In 1821 Mexico achieved independence from Spain and annexed California. One of the first acts of the newly independent Mexican congress was to give the California governor the right to distribute land grants to private citizens. All a gentleman had to do to receive this generous gift was show that 1) he was a loyal and reliable Catholic citizen, and 2) he would map out his claim, build fences and build a house on his property. These grants were very large and sometimes ambiguous. (Today modern historians have a difficult time determining actual borders of these land grants.)
Mission de Asis 1856 (Photo credit: San Francisco Public Library)
It is thought that 214 and 220 Dolores were part of the Francisco Guerrero land grant, parceled in the early 1830s to both native “Californios” and foreign-born Mexican citizens. The parcels at 214 and 220 came into the hands of Torbio Tanforan and his wife Maria de los Angeles Valencia in 1896.
Torbio, a Chilean by birth, and his wife Maria, a native Californian, lived with their large family on a farm down the peninsula in what is now San Bruno.
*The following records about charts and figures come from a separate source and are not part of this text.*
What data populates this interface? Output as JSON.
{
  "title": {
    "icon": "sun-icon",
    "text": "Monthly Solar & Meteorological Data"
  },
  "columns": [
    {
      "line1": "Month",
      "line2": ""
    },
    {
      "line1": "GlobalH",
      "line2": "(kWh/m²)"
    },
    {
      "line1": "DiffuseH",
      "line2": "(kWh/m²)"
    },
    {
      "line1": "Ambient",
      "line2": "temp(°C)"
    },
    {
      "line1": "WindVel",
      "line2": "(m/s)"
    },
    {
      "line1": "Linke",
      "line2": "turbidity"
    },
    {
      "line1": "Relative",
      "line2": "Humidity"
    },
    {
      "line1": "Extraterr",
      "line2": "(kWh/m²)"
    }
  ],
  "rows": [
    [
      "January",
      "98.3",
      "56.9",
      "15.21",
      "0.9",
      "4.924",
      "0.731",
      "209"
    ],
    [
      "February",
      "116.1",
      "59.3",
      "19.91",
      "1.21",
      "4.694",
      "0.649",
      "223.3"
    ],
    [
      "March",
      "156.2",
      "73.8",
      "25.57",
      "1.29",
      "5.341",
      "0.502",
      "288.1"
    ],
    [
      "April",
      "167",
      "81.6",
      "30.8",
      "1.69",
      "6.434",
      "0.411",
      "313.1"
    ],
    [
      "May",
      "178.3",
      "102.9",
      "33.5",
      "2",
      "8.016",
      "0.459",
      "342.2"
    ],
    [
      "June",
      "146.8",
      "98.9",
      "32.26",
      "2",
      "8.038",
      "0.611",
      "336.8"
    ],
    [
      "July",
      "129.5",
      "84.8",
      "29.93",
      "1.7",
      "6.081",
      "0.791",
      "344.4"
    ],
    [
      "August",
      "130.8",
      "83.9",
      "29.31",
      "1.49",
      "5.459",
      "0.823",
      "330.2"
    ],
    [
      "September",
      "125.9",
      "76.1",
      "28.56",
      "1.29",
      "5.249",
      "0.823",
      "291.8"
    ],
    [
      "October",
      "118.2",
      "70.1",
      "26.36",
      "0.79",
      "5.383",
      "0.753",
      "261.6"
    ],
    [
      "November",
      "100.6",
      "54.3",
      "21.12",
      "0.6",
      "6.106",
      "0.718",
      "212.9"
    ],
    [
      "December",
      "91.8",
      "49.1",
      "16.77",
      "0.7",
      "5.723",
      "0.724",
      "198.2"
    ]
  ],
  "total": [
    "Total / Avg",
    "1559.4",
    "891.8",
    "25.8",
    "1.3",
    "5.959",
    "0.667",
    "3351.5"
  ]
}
Their name is also associated with the Tanforan Race Track, now a shopping mall bearing their name. Torbio was the grandson-in-law of Jose Antonio Sanchez, the grantee of the Buri Buri Land Grant, where the race track was located.
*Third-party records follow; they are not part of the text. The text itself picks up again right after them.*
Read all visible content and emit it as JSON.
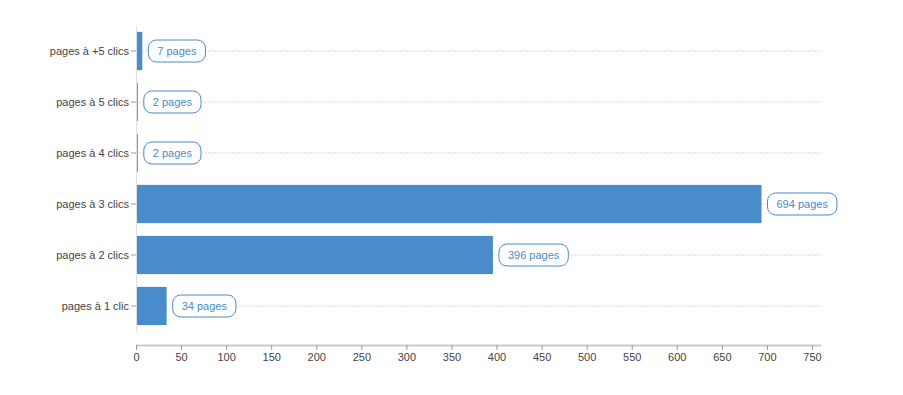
{
  "chart_data": {
    "type": "bar",
    "orientation": "horizontal",
    "categories": [
      "pages à +5 clics",
      "pages à 5 clics",
      "pages à 4 clics",
      "pages à 3 clics",
      "pages à 2 clics",
      "pages à 1 clic"
    ],
    "values": [
      7,
      2,
      2,
      694,
      396,
      34
    ],
    "value_labels": [
      "7 pages",
      "2 pages",
      "2 pages",
      "694 pages",
      "396 pages",
      "34 pages"
    ],
    "data_labels": true,
    "color": "#488ccb",
    "xlim": [
      0,
      760
    ],
    "xticks": [
      0,
      50,
      100,
      150,
      200,
      250,
      300,
      350,
      400,
      450,
      500,
      550,
      600,
      650,
      700,
      750
    ]
  }
}
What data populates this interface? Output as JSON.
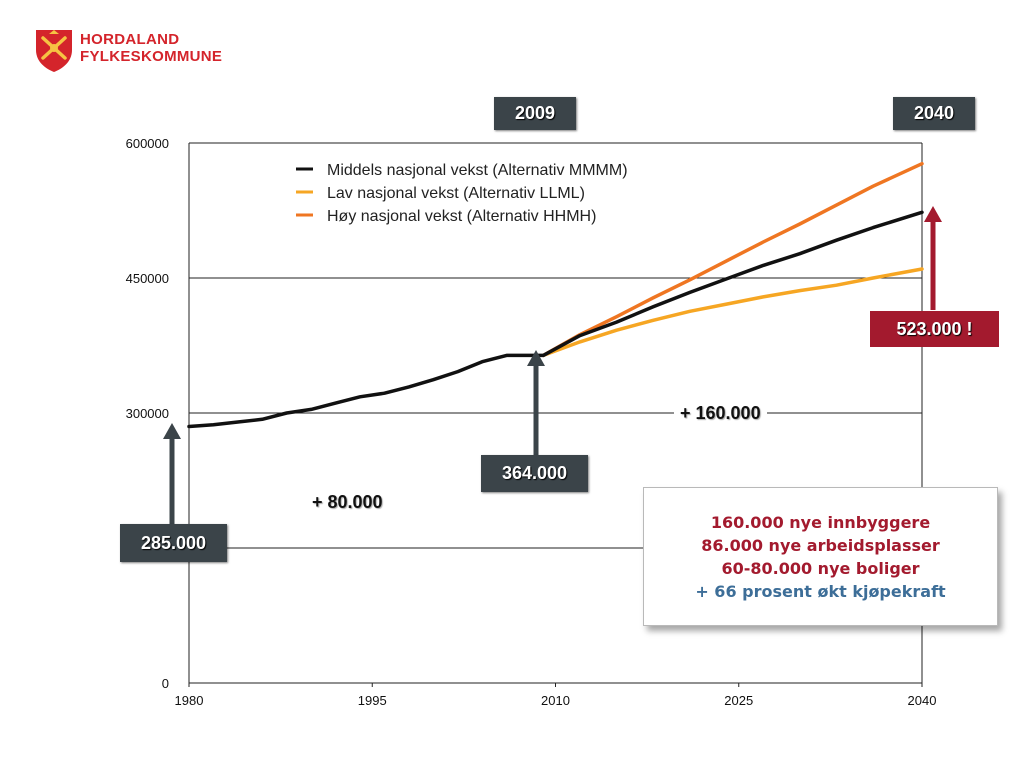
{
  "logo": {
    "line1": "HORDALAND",
    "line2": "FYLKESKOMMUNE",
    "icon": "county-coat-of-arms-icon"
  },
  "colors": {
    "middels": "#111111",
    "lav": "#f6a623",
    "hoy": "#ef7622",
    "dark_box": "#3b4449",
    "red_box": "#a31a2e",
    "info_blue": "#3d6e98"
  },
  "chart_data": {
    "type": "line",
    "x_ticks": [
      "1980",
      "1995",
      "2010",
      "2025",
      "2040"
    ],
    "y_ticks": [
      "0",
      "",
      "300000",
      "450000",
      "600000"
    ],
    "xlim": [
      1980,
      2040
    ],
    "ylim": [
      0,
      600000
    ],
    "grid": "horizontal",
    "legend_position": "top-left",
    "series": [
      {
        "name": "Middels nasjonal vekst (Alternativ MMMM)",
        "color": "#111111",
        "x": [
          1980,
          1982,
          1984,
          1986,
          1988,
          1990,
          1992,
          1994,
          1996,
          1998,
          2000,
          2002,
          2004,
          2006,
          2008,
          2009,
          2012,
          2015,
          2018,
          2021,
          2024,
          2027,
          2030,
          2033,
          2036,
          2040
        ],
        "y": [
          285000,
          287000,
          290000,
          293000,
          300000,
          304000,
          311000,
          318000,
          322000,
          329000,
          337000,
          346000,
          357000,
          364000,
          364000,
          364000,
          386000,
          401000,
          418000,
          434000,
          449000,
          464000,
          477000,
          492000,
          506000,
          523000
        ]
      },
      {
        "name": "Lav nasjonal vekst (Alternativ LLML)",
        "color": "#f6a623",
        "x": [
          2009,
          2012,
          2015,
          2018,
          2021,
          2024,
          2027,
          2030,
          2033,
          2036,
          2040
        ],
        "y": [
          364000,
          379000,
          392000,
          403000,
          413000,
          421000,
          429000,
          436000,
          442000,
          450000,
          460000
        ]
      },
      {
        "name": "Høy nasjonal vekst (Alternativ HHMH)",
        "color": "#ef7622",
        "x": [
          2009,
          2012,
          2015,
          2018,
          2021,
          2024,
          2027,
          2030,
          2033,
          2036,
          2040
        ],
        "y": [
          364000,
          387000,
          407000,
          428000,
          448000,
          469000,
          490000,
          510000,
          531000,
          552000,
          577000
        ]
      }
    ],
    "annotations": {
      "year_2009": "2009",
      "year_2040": "2040",
      "value_1980": "285.000",
      "value_2009": "364.000",
      "value_2040": "523.000 !",
      "growth_1": "+ 80.000",
      "growth_2": "+ 160.000"
    }
  },
  "info_box": {
    "line1": "160.000  nye innbyggere",
    "line2": "86.000 nye arbeidsplasser",
    "line3": "60-80.000 nye boliger",
    "line4": "+ 66 prosent økt kjøpekraft"
  }
}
It is thought that the Tanforans built 214 and 220 Dolores as farm houses. 214 was built first, and 220 followed a year or so later. The homes are simple frame structures with classic revival facades (an architectural movement based on the use of pure Roman and Greek forms in the early 19th century). Their false fronts, full width porches with square posts, and four-over-four window sashes (four panes of glass on the top frame and four panes of glass on the bottom frame of a double hung window) are common features of the 1890s. The deep-set backyard, another feature of that era, holds a carriage house that contained a Tanforan-owned carriage until 1940.
The houses were originally inhabited by the Tanforans’ daughter Mary and were handed down from sister to sister until 1952. It is not known if Torbio and Maria ever lived in them. They both died in San Francisco in 1884 and were buried in Mission Dolores; the home address listed on their obituary was Well Street.
In 1995, 220 Dolores was purchased by Dolores Street Community Services. It opened as a residential care facility for homeless men and women living with disabling HIV and AIDS. Originally the home was called Hope House, but was renamed when a neighbor (Richard M. Cohen)-who died of AIDS-bequeathed a significant portion of the funds for the renovation. Renovation was not an easy task, as 220 Dolores was already designated San Francisco Landmark #68. The architects took great care in maintaining the façade, and yet were able to add a lower floor, allowing the home to handle up to 10 residents at a time.
In 2002, 214 was repurposed as a home for drug and alcohol addicts in need. 214 Dolores is San Francisco Landmark #67.
If you are in the neighborhood, take a stroll past these two lovely homes, enjoy the gardens, and marvel at a time in San Francisco real-estate history when front porches, picket fences and expansive gardens were the norm.
Mission Dolores in the 1800s (Photo credit: San Francisco Public Library)
They are quite lovely and it is good they have been saved and upgraded.